In our example, the Class A – Assault family violence charge is a lesser included offense of the 3rd Degree Felony, Assault Family Violence – Strangulation. This is because with the Class A, the prosecutor doesn’t need to prove the additional element of strangulation. This is very important to consider for plea bargaining and jury trial purposes.

How Do Lesser Included Offenses Affect My Case?

Lesser included offenses are important to your case for a few reasons. First, the case against you for the greater criminal charge may have holes or flaws in it. If that’s the case, you’d want your defense lawyer to talk to the prosecutor about plea bargaining for a lesser included offense. Lesser included offenses have lesser jail prison/sentences and less fines attached to them. This is important because, using our example above, your risk of prison time can go from 2-10 years down to the maximum of 1 year. That might not sound so great right now but a large part of what we’re here to do is reduce your risk as much as possible.A reduced sentence can be very tempting when the evidence is stacked against you.

Second, lesser included offenses can be included at trial in the jury charge instructions. These are the instructions given to jurors if you go to trial. In that situation, using the example above, if the jury didn’t have enough evidence to find you guilty of the 3rd degree felony, they COULD still find you guilty of the lesser included offense of the Class A misdemeanor. Once again, this would be an attempt to limit your risk.

Third, lesser included offenses can have a positive effect on your criminal record. Using the example above, having a felony conviction on your record has NUMERIOUS collateral consequences. Some of these may include your ability to vote, own/buy/possess firearms, employment prospects, government security clearances, state licensing etc… All three of these issues you should talk about with your defense lawyer.
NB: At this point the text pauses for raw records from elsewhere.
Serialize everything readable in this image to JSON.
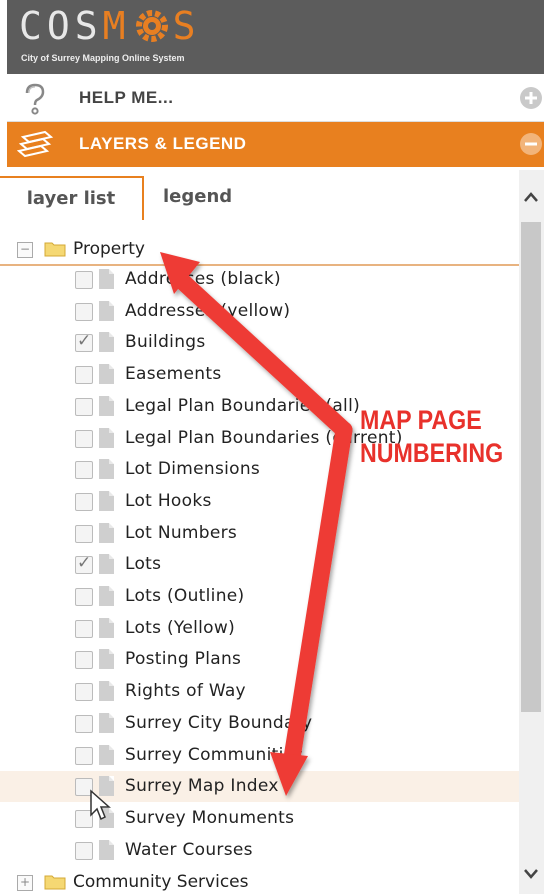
{
  "header": {
    "logo_letters": [
      "C",
      "O",
      "S",
      "M",
      "S"
    ],
    "tagline": "City of Surrey Mapping Online System",
    "accent": "#e87f22",
    "bg": "#5c5c5c"
  },
  "help": {
    "label": "HELP ME...",
    "icon": "question-icon",
    "toggle_icon": "plus-circle-icon"
  },
  "layers": {
    "label": "LAYERS & LEGEND",
    "icon": "layers-icon",
    "toggle_icon": "minus-circle-icon",
    "color": "#e8801f"
  },
  "tabs": {
    "layer_list": "layer list",
    "legend": "legend"
  },
  "tree": {
    "property": {
      "label": "Property",
      "expander": "−",
      "items": [
        {
          "label": "Addresses (black)",
          "checked": false
        },
        {
          "label": "Addresses (yellow)",
          "checked": false
        },
        {
          "label": "Buildings",
          "checked": true
        },
        {
          "label": "Easements",
          "checked": false
        },
        {
          "label": "Legal Plan Boundaries (all)",
          "checked": false
        },
        {
          "label": "Legal Plan Boundaries (current)",
          "checked": false
        },
        {
          "label": "Lot Dimensions",
          "checked": false
        },
        {
          "label": "Lot Hooks",
          "checked": false
        },
        {
          "label": "Lot Numbers",
          "checked": false
        },
        {
          "label": "Lots",
          "checked": true
        },
        {
          "label": "Lots (Outline)",
          "checked": false
        },
        {
          "label": "Lots (Yellow)",
          "checked": false
        },
        {
          "label": "Posting Plans",
          "checked": false
        },
        {
          "label": "Rights of Way",
          "checked": false
        },
        {
          "label": "Surrey City Boundary",
          "checked": false
        },
        {
          "label": "Surrey Communities",
          "checked": false
        },
        {
          "label": "Surrey Map Index",
          "checked": false,
          "highlighted": true
        },
        {
          "label": "Survey Monuments",
          "checked": false
        },
        {
          "label": "Water Courses",
          "checked": false
        }
      ]
    },
    "community": {
      "label": "Community Services",
      "expander": "+"
    }
  },
  "annotation": {
    "line1": "MAP PAGE",
    "line2": "NUMBERING",
    "color": "#e8312b"
  },
  "scrollbar": {
    "up": "^",
    "down": "v"
  }
}
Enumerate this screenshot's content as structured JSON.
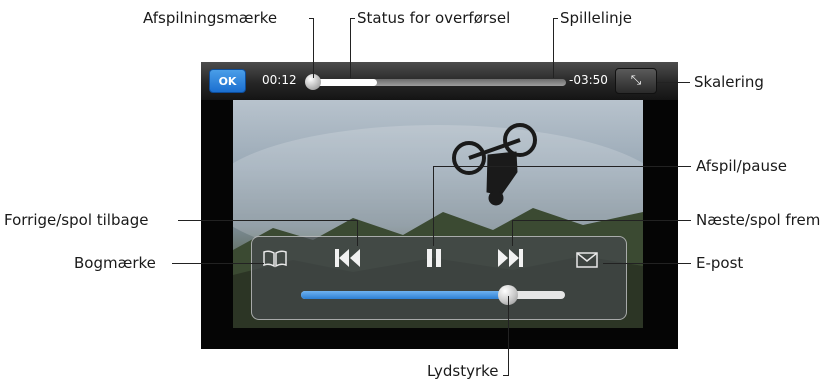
{
  "callouts": {
    "playhead": "Afspilningsmærke",
    "download_status": "Status for overførsel",
    "scrubber": "Spillelinje",
    "scale": "Skalering",
    "play_pause": "Afspil/pause",
    "previous": "Forrige/spol tilbage",
    "next": "Næste/spol frem",
    "bookmark": "Bogmærke",
    "email": "E-post",
    "volume": "Lydstyrke"
  },
  "player": {
    "ok_label": "OK",
    "elapsed": "00:12",
    "remaining": "-03:50",
    "playhead_fraction": 0.03,
    "download_fraction": 0.25,
    "volume_fraction": 0.78
  },
  "icons": {
    "scale": "scale-icon",
    "bookmark": "bookmark-icon",
    "previous": "previous-icon",
    "play_pause": "pause-icon",
    "next": "next-icon",
    "email": "envelope-icon"
  },
  "colors": {
    "ok_button": "#1b6fd0",
    "volume_fill": "#2d7fd3"
  }
}
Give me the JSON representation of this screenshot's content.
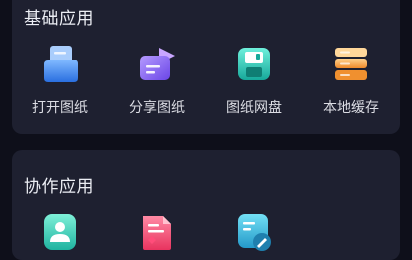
{
  "sections": {
    "basic": {
      "title": "基础应用",
      "items": [
        {
          "label": "打开图纸",
          "icon": "open-drawing-icon"
        },
        {
          "label": "分享图纸",
          "icon": "share-drawing-icon"
        },
        {
          "label": "图纸网盘",
          "icon": "cloud-disk-icon"
        },
        {
          "label": "本地缓存",
          "icon": "local-cache-icon"
        }
      ]
    },
    "collab": {
      "title": "协作应用",
      "items": [
        {
          "icon": "contact-icon"
        },
        {
          "icon": "document-icon"
        },
        {
          "icon": "annotate-icon"
        }
      ]
    }
  },
  "colors": {
    "background": "#0e0f1a",
    "card": "#1e2030",
    "blue": "#3d8bf2",
    "purple": "#8a6cf0",
    "teal": "#2fc9b6",
    "orange": "#f2a545",
    "pink": "#f25a7a"
  }
}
Lesser included offenses in Texas play an important part in criminal cases. This is especially true when plea bargaining for a reduced sentence or during on a jury trial or trial by Judge. (You already know my feeling on this one.) Reduced sentences are a constant aim of defense lawyers when the potential jail time is stacked high. Whether it’s through plea bargaining, or through jury charge instructions, we want the lowest possible exposure of prison/jail time for our clients. Collateral consequences are no different. Felony convictions can hinder the rest of your life. Pleading to a misdemeanor might not be ideal however, the risk of the unknown, by way of more prison time on a felony, may be too great for some to consider. Have a serious conversation with your defense lawyer to weigh the pros and cons of plea bargaining for lesser included offenses.